The Mountain State GOP attorney general said that transgender prohibition "is about doing what's right for women." The law bars male public high school or post-secondary students from female athletic teams "based solely on the individual's reproductive biology and genetics at birth," according to Reuters.
"The facts in this case are actually wildly favorable for us, and here's why," Morrisey said. "Originally, after this law passed in the state of West Virginia, a lawsuit was quickly brought, there was an injunction placed on the law. But then, what we did is, we made 500 docket entries, 3,000 pages of evidence. We backed up the differences biologically between males and females.
"Then the district court judge — no fan of this law — after originally putting [an] injunction on it, he changed his position and not only lifts the injunction, we get a summary judgment for the state of West Virginia," he continued. "Then what happened is that the plaintiffs went to the 4th Circuit and in a 2 to 1 decision, the 4th Circuit, with no explanation, slapped the injunction back on."

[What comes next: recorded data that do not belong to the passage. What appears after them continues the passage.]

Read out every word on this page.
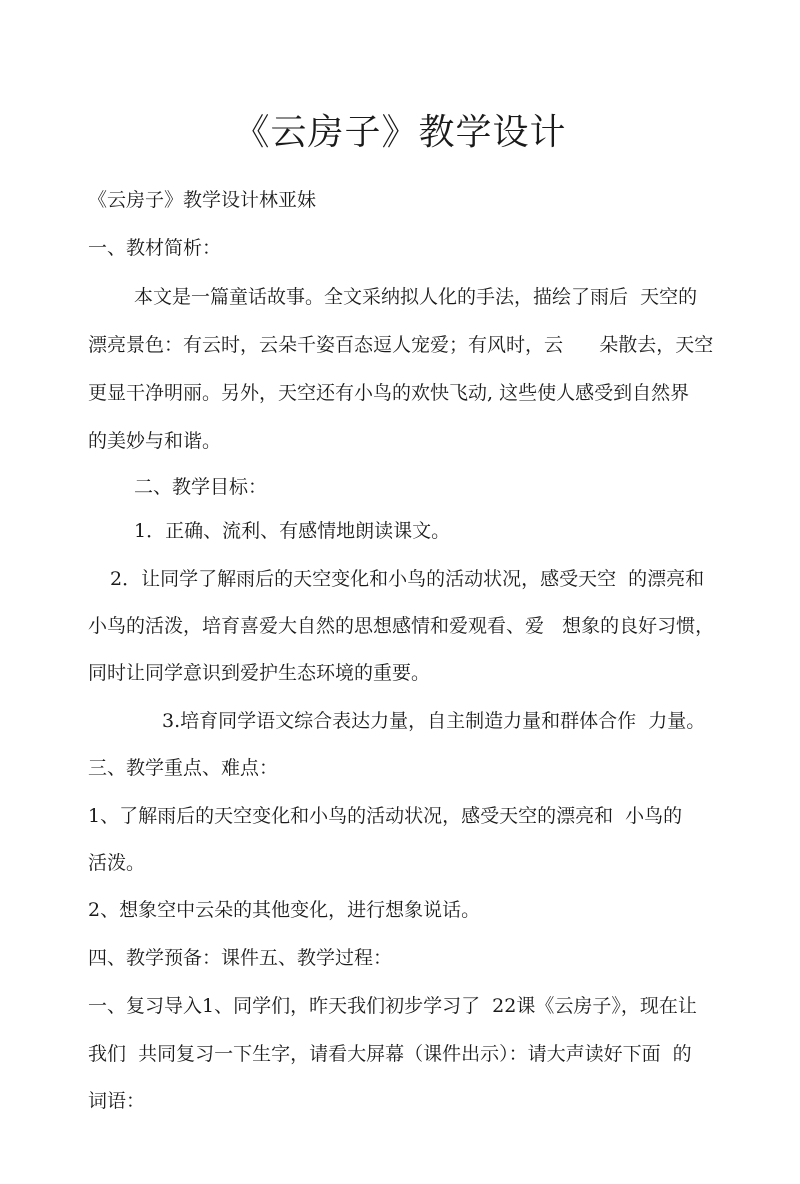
《云房子》教学设计
《云房子》教学设计林亚妹
一、教材简析：
本文是一篇童话故事。全文采纳拟人化的手法，描绘了雨后  天空的
漂亮景色：有云时，云朵千姿百态逗人宠爱；有风时，云      朵散去，天空
更显干净明丽。另外，天空还有小鸟的欢快飞动, 这些使人感受到自然界
的美妙与和谐。
二、教学目标：
1．正确、流利、有感情地朗读课文。
2．让同学了解雨后的天空变化和小鸟的活动状况，感受天空  的漂亮和
小鸟的活泼，培育喜爱大自然的思想感情和爱观看、爱   想象的良好习惯，
同时让同学意识到爱护生态环境的重要。
3.培育同学语文综合表达力量，自主制造力量和群体合作  力量。
三、教学重点、难点：
1、了解雨后的天空变化和小鸟的活动状况，感受天空的漂亮和  小鸟的
活泼。
2、想象空中云朵的其他变化，进行想象说话。
四、教学预备：课件五、教学过程：
一、复习导入1、同学们，昨天我们初步学习了  22课《云房子》，现在让
我们  共同复习一下生字，请看大屏幕（课件出示）：请大声读好下面  的
词语：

Morrisey said the state is taking the case to the Supreme Court "because there was no rationale behind it."
"That's not how an appellate court is supposed to act," he said. "We think we're absolutely correct on the merits, and we want the Supreme Court to lift the injunction.
"It is about basic fairness," he stressed. "It's about avoiding displacement. It's about protecting women, and those are all noble goals."